Create-a-Caption: ‘Don’t you sass me, Horford’

"I know what picture those Yahoo! jerks used in those previews, and I'll be a son of a gun if I'm going to see you crack wise while I'm giving you the play. Don't you sass me, Horford."

C'mon, Al Horford. I mean, I'm glad you read my parts of BDL's 2011-12 Season Previews, but I don't think you should sass coach Larry Drew in front of everybody like that. It's not nice, and it's just the kind of thing that could derail your Atlanta Hawks' momentum at a time when everyone, even Marvin Williams, is playing pretty great.

Also, you don't happen to know if Marvin read my parts of the Season Previews, do you? Because I was TOTALLY kidding about that "lukewarm water and stale bread crusts" line, which was super obvious, but still, if you could make sure he knows, that'd be great. Thanks.

Best caption wins a wolf-based reminder not to sass people, courtesy of Dragon Boy Suede. Good luck.
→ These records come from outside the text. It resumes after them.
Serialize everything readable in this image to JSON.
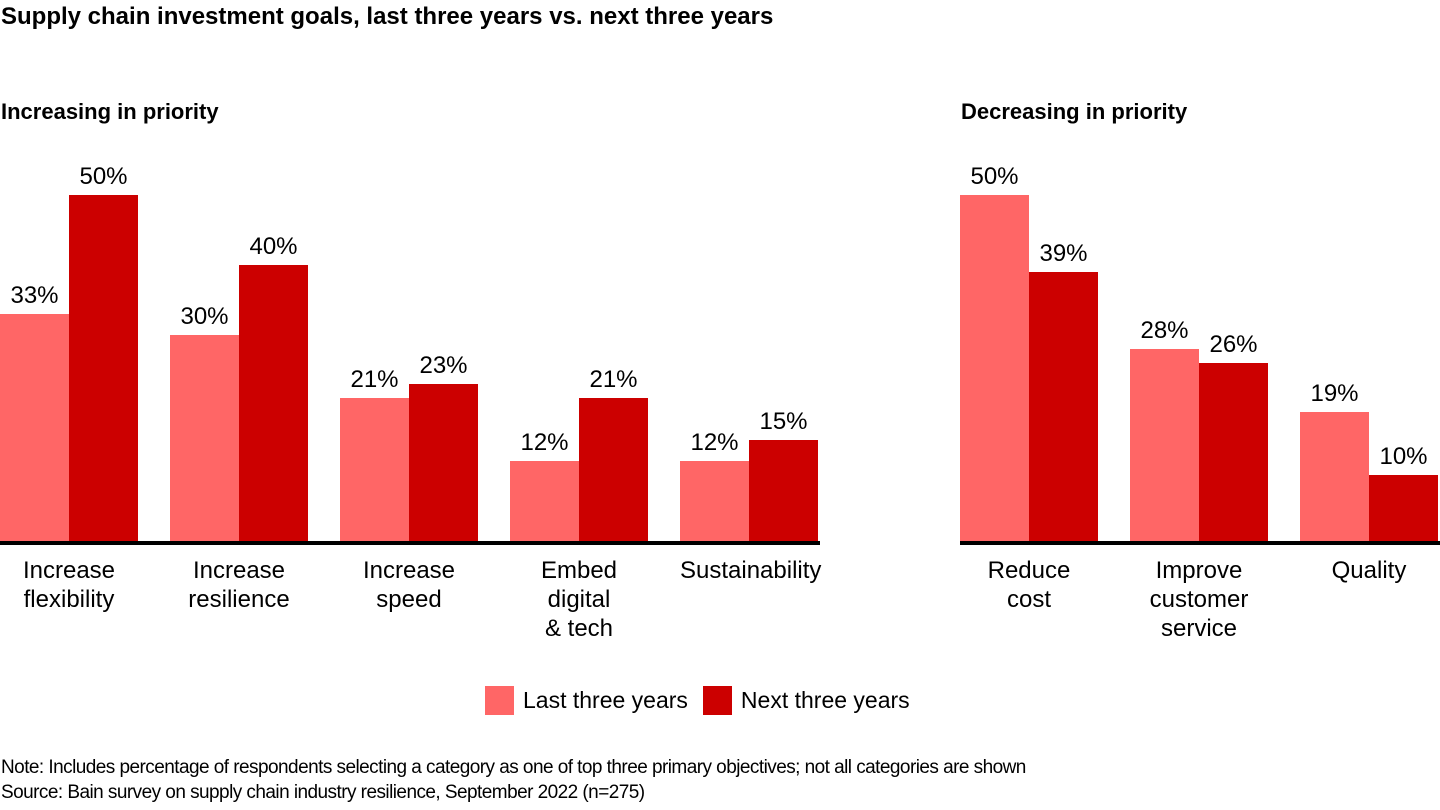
{
  "title": "Supply chain investment goals, last three years vs. next three years",
  "colors": {
    "last_three_years": "#FF6666",
    "next_three_years": "#CC0000",
    "axis": "#000000",
    "text": "#000000",
    "background": "#FFFFFF"
  },
  "chart_data": [
    {
      "type": "bar",
      "title": "Increasing in priority",
      "categories": [
        "Increase flexibility",
        "Increase resilience",
        "Increase speed",
        "Embed digital & tech",
        "Sustainability"
      ],
      "category_lines": [
        [
          "Increase",
          "flexibility"
        ],
        [
          "Increase",
          "resilience"
        ],
        [
          "Increase",
          "speed"
        ],
        [
          "Embed",
          "digital",
          "& tech"
        ],
        [
          "Sustainability"
        ]
      ],
      "series": [
        {
          "name": "Last three years",
          "color": "#FF6666",
          "values": [
            33,
            30,
            21,
            12,
            12
          ]
        },
        {
          "name": "Next three years",
          "color": "#CC0000",
          "values": [
            50,
            40,
            23,
            21,
            15
          ]
        }
      ],
      "value_suffix": "%",
      "data_labels": true,
      "y_axis_visible": false,
      "gridlines": false,
      "ylim": [
        0,
        50
      ]
    },
    {
      "type": "bar",
      "title": "Decreasing in priority",
      "categories": [
        "Reduce cost",
        "Improve customer service",
        "Quality"
      ],
      "category_lines": [
        [
          "Reduce",
          "cost"
        ],
        [
          "Improve",
          "customer",
          "service"
        ],
        [
          "Quality"
        ]
      ],
      "series": [
        {
          "name": "Last three years",
          "color": "#FF6666",
          "values": [
            50,
            28,
            19
          ]
        },
        {
          "name": "Next three years",
          "color": "#CC0000",
          "values": [
            39,
            26,
            10
          ]
        }
      ],
      "value_suffix": "%",
      "data_labels": true,
      "y_axis_visible": false,
      "gridlines": false,
      "ylim": [
        0,
        50
      ]
    }
  ],
  "legend": {
    "position": "bottom-center",
    "items": [
      {
        "label": "Last three years",
        "color": "#FF6666"
      },
      {
        "label": "Next three years",
        "color": "#CC0000"
      }
    ]
  },
  "note": "Note: Includes percentage of respondents selecting a category as one of top three primary objectives; not all categories are shown",
  "source": "Source: Bain survey on supply chain industry resilience, September 2022 (n=275)"
}
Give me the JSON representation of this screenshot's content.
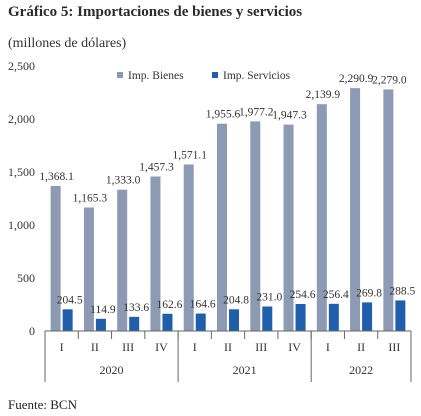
{
  "header": {
    "title": "Gráfico 5: Importaciones de bienes y servicios",
    "unit": "(millones de dólares)"
  },
  "footer": {
    "source": "Fuente: BCN"
  },
  "colors": {
    "bienes": "#8c9bb3",
    "servicios": "#1f5eab",
    "axis": "#666666"
  },
  "chart_data": {
    "type": "bar",
    "title": "Gráfico 5: Importaciones de bienes y servicios",
    "ylabel": "(millones de dólares)",
    "xlabel": "",
    "categories": [
      "I",
      "II",
      "III",
      "IV",
      "I",
      "II",
      "III",
      "IV",
      "I",
      "II",
      "III"
    ],
    "groups": [
      {
        "label": "2020",
        "count": 4
      },
      {
        "label": "2021",
        "count": 4
      },
      {
        "label": "2022",
        "count": 3
      }
    ],
    "series": [
      {
        "name": "Imp. Bienes",
        "values": [
          1368.1,
          1165.3,
          1333.0,
          1457.3,
          1571.1,
          1955.6,
          1977.2,
          1947.3,
          2139.9,
          2290.9,
          2279.0
        ],
        "labels": [
          "1,368.1",
          "1,165.3",
          "1,333.0",
          "1,457.3",
          "1,571.1",
          "1,955.6",
          "1,977.2",
          "1,947.3",
          "2,139.9",
          "2,290.9",
          "2,279.0"
        ]
      },
      {
        "name": "Imp. Servicios",
        "values": [
          204.5,
          114.9,
          133.6,
          162.6,
          164.6,
          204.8,
          231.0,
          254.6,
          256.4,
          269.8,
          288.5
        ],
        "labels": [
          "204.5",
          "114.9",
          "133.6",
          "162.6",
          "164.6",
          "204.8",
          "231.0",
          "254.6",
          "256.4",
          "269.8",
          "288.5"
        ]
      }
    ],
    "ylim": [
      0,
      2500
    ],
    "yticks": [
      0,
      500,
      1000,
      1500,
      2000,
      2500
    ],
    "ytick_labels": [
      "0",
      "500",
      "1,000",
      "1,500",
      "2,000",
      "2,500"
    ],
    "grid": false,
    "legend": "top"
  }
}
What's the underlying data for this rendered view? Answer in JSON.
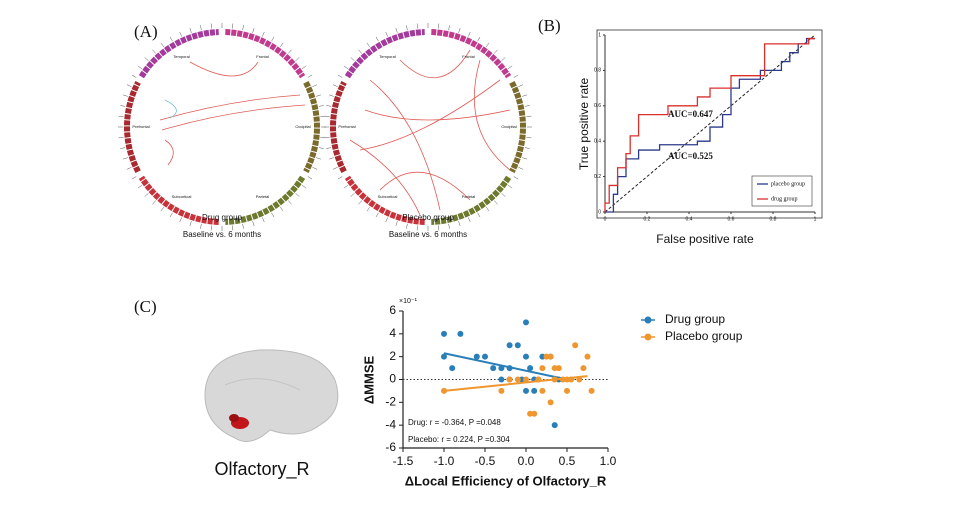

In our last adventure: Andrea Bargnani and Tyson Chandler make a very awkward connection.

Winner, Russell S: Tyson Chandler proves his critics wrong by proving he can hit the broad side of a Bargnani.

Runner-up, JakeVozquel: With the NBA eliminating the shooter's technique to draw fouls, offensive players are resorting to other methods, like super strong-hold gel.

Second runner-up, Al: Tyson takes a page out of Tim's book and tries to create a new fad, but is America ready to go from Tebowing to Laying on of the Chandler?